CATEGORIE: I Magnifici 7

6 commenti

  1. icarus / 6 gennaio 2015

    Uao! prenderò spunto per visionare I ponti di Madison County, a breve su La5 e mai visto per intero 🙄

  2. aussiemazz / 7 gennaio 2015

    Mi trovo abbastanza d’accordo con questa classifica, anche se purtroppo mi mancano ancora tanti film di questo grande regista, inclusi due qui elencati; “I ponti di Madison County” e “Mystic River”. Penso che Clint sia un grande per la sua poliedricità. Dopo aver navigato nelle acque relativamente tranquille del suo genere più sperimentato (il western), si è dedicato a numerose tematiche differenti. E oltretutto sforna film in continuazione…

    • Stefania / 8 gennaio 2015

      @aussiemazz: a me stupisce molto la sua eclettica prolificità. Scorrendo la sua filmografia da regista, mi colpisce sempre l’estrema varietà di temi e toni affrontati.
      Tra quelli visti finora (mi mancano ancora svariati titoli, come Gunny e Honkytonk Man, per esempio), solo uno dei suoi film mi ha lasciato molto perplessa, perché mi è parso troppo inconcludente: Mezzanotte nel giardino del bene e del male.

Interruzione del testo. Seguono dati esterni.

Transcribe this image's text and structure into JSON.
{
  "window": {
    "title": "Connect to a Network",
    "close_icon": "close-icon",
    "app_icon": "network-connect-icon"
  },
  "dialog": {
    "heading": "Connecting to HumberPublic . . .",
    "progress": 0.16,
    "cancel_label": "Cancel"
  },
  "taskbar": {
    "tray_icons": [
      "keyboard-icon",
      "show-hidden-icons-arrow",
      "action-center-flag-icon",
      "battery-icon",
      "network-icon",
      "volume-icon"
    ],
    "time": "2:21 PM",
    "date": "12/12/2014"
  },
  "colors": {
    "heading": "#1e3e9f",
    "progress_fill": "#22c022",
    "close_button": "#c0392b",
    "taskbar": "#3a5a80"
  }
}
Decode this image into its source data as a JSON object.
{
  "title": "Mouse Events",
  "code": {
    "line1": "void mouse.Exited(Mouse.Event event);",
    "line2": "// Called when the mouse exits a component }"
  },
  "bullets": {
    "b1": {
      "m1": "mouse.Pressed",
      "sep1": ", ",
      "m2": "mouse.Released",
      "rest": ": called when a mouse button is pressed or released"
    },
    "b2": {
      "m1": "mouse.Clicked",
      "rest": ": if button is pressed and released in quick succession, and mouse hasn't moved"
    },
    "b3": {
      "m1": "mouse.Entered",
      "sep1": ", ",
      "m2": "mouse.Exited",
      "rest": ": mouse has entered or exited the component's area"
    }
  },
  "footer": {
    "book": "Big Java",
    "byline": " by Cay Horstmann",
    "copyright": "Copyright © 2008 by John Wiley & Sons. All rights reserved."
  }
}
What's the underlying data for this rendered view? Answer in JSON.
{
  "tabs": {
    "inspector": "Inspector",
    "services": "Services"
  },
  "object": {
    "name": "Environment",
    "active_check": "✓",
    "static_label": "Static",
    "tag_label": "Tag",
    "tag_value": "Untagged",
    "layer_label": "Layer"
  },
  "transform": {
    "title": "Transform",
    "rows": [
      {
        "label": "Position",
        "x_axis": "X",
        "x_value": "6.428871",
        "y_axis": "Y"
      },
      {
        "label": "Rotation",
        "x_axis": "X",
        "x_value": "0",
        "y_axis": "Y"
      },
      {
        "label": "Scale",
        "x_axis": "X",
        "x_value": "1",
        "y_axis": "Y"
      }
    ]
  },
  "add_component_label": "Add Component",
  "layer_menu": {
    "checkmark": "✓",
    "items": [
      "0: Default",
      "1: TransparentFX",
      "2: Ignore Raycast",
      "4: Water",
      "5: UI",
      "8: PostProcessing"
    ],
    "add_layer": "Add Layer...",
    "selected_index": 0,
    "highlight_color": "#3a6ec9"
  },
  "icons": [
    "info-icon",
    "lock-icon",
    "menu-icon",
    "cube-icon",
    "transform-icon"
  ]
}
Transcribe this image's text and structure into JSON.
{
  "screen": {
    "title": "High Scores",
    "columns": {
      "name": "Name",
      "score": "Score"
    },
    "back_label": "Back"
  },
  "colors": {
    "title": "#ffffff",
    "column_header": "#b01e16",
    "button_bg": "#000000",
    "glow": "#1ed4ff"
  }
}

      • aussiemazz / 8 gennaio 2015

        @stefania mi sono prefisso varie volte di vedere la sua filmografia completa, potrebbe essere la volta buona. Per me Clint è quasi una garanzia, film diretti da lui che mi siano parsi brutti non ne ho visti, al limite medi. Tra l’altro alcuni titoli “minori” mi attirano abbastanza.